H&R Block currently pays a dividend yield of 2.7%, and in the first nine months of its fiscal year it returned more than $500 million in cash to shareholders through stock repurchases and dividends. This was a large increase in percentage terms from the same period in the previous fiscal year, particularly in terms of buybacks, and it's possible that Robertson, Mandel, Halvorsen and the rest take this as a sign that any increase in earnings would be coupled by an even more aggressive program to return cash to shareholders.

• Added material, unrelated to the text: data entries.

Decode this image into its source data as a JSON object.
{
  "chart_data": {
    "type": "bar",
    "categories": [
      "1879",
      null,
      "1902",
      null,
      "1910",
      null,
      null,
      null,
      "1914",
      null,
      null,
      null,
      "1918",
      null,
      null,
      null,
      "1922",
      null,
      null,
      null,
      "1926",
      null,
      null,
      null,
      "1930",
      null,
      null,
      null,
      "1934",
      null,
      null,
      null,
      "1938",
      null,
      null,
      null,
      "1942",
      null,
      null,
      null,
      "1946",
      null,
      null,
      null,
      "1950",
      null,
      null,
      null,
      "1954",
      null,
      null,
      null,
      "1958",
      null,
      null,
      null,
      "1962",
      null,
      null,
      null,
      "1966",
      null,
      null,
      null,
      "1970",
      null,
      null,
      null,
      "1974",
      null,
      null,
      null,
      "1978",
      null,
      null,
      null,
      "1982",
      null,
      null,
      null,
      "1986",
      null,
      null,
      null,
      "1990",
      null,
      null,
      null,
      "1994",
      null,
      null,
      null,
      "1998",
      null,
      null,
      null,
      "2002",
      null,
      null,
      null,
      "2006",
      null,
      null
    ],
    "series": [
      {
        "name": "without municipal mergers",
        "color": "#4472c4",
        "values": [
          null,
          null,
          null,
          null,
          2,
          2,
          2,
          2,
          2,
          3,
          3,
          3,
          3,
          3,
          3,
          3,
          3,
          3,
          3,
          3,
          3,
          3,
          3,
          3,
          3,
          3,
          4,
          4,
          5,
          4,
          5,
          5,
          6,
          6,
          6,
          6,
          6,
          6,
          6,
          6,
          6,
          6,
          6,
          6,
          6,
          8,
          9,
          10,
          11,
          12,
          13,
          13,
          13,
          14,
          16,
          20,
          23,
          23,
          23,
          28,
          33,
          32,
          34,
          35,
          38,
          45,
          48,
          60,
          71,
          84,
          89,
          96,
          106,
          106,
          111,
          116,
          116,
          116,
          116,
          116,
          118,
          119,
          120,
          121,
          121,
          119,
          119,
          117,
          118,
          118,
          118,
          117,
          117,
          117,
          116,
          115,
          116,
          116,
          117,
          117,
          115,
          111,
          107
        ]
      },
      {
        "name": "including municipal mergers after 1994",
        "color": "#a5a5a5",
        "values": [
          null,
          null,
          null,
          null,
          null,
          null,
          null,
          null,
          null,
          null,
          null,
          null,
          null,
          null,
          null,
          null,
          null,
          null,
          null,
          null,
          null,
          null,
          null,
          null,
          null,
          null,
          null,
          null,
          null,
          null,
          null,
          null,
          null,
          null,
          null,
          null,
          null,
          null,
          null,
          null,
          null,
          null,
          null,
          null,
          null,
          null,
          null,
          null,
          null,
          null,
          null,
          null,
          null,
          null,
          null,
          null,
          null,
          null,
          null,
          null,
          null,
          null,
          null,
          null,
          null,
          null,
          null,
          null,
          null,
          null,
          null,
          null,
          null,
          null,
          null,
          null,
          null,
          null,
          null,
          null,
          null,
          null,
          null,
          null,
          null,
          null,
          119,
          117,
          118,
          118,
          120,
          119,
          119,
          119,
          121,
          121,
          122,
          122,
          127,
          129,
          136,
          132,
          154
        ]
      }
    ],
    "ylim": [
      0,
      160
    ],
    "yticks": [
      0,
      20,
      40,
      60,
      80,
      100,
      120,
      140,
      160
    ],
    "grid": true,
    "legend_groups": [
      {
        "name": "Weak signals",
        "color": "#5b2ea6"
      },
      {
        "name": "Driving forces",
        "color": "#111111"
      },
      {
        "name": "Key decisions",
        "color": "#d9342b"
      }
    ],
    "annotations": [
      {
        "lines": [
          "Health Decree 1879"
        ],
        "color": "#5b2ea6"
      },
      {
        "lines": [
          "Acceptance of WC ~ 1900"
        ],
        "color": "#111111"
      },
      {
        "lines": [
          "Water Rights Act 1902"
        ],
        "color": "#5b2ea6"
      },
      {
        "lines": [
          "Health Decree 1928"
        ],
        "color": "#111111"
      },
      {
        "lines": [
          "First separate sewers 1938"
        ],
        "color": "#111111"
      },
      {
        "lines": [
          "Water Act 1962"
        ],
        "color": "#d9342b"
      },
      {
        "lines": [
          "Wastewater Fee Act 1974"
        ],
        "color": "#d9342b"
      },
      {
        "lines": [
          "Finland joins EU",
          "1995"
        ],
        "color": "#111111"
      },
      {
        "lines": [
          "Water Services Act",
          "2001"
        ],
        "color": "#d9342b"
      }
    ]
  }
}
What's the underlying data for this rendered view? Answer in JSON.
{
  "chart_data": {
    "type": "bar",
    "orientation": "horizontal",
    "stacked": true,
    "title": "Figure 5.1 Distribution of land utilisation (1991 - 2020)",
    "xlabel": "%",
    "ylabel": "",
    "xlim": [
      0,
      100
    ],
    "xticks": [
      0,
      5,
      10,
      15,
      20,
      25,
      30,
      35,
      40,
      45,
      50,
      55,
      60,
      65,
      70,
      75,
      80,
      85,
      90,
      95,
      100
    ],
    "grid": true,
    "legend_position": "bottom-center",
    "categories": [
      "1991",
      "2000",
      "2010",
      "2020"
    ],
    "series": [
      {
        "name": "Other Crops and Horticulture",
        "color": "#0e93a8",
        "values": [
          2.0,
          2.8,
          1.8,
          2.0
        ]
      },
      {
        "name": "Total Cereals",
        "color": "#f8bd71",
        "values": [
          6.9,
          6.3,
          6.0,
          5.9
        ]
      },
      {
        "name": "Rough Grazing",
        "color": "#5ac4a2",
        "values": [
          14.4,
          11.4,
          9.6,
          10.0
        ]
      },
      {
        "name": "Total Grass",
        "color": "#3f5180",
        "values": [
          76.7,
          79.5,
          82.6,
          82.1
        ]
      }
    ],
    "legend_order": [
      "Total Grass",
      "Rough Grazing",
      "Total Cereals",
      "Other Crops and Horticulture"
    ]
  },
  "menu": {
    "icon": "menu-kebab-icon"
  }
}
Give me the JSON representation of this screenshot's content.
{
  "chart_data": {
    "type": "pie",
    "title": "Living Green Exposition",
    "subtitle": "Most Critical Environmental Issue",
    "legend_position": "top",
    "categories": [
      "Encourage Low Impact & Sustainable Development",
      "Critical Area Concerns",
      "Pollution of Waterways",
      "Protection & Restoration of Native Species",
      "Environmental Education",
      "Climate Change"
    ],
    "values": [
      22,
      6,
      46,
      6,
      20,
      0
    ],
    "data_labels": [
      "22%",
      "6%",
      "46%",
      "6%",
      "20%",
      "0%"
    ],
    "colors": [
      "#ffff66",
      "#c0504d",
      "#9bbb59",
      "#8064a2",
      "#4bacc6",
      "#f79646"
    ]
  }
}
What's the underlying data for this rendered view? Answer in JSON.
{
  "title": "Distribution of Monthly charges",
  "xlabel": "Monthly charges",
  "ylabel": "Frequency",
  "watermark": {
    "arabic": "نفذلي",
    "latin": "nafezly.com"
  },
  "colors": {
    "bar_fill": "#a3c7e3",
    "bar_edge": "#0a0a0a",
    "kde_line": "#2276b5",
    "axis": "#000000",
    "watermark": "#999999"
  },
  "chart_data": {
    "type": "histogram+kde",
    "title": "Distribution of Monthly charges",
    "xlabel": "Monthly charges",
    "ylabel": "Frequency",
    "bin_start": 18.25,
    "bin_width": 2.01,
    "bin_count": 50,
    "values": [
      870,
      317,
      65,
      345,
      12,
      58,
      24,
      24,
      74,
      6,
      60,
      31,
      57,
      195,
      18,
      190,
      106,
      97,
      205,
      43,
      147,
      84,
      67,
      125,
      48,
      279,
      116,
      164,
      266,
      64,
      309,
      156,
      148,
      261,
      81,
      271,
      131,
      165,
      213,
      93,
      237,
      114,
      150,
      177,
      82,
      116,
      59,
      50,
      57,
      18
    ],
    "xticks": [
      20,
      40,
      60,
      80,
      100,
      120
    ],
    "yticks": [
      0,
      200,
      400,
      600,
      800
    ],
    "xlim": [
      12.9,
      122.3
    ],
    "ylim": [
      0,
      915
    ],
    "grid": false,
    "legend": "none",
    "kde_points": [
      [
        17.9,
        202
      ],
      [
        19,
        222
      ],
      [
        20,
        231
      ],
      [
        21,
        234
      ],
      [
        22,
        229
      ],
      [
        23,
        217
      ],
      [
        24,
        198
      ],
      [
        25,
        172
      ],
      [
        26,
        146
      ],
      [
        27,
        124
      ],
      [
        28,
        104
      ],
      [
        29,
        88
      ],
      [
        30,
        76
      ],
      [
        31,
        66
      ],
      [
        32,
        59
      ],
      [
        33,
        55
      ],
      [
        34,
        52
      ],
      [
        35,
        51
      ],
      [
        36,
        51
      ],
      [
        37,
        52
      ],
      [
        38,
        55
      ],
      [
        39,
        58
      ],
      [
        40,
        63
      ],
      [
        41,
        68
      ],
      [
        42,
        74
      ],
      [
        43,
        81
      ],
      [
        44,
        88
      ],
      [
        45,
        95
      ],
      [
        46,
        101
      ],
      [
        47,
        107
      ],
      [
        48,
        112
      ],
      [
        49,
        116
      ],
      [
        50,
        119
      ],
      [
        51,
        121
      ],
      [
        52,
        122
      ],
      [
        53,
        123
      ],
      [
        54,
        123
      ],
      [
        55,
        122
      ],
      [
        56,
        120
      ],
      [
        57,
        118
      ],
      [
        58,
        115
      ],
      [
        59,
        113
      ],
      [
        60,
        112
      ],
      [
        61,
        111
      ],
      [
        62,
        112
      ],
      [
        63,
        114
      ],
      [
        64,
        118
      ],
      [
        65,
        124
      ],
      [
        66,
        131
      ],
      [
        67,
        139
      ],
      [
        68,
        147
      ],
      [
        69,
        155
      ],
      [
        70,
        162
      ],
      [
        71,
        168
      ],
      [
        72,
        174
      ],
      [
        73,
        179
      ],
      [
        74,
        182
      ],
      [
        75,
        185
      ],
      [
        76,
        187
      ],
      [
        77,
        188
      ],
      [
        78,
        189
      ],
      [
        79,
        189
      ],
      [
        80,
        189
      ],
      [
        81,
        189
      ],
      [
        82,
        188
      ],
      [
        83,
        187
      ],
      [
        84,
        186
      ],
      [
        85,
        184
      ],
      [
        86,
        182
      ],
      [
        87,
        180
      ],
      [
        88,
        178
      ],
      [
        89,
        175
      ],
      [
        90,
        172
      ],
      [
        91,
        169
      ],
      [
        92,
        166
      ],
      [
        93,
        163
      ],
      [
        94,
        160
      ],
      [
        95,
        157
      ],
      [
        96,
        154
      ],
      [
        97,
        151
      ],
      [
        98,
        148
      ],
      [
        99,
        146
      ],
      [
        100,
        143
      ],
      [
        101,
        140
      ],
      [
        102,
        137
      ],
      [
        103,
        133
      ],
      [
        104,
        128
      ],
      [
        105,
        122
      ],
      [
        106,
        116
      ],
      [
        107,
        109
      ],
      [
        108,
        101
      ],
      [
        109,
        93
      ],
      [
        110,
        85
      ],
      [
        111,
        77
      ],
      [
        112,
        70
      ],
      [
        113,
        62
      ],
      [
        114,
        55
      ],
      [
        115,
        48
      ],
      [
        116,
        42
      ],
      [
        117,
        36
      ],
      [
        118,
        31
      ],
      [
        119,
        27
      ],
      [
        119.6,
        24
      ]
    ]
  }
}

The moment of truth for H&R Block's fourth quarter comes on June 12, when the company announces earnings. We'd hesitate to buy ahead of that event, as there's at least moderate risk that the numbers will come in below expectations. If the company does hit its targets, the current valuation will still incorporate a good deal of future growth, and we'd want to dig through what H&R Block's sources of earnings growth were and whether those factors would remain in play over the next couple of years.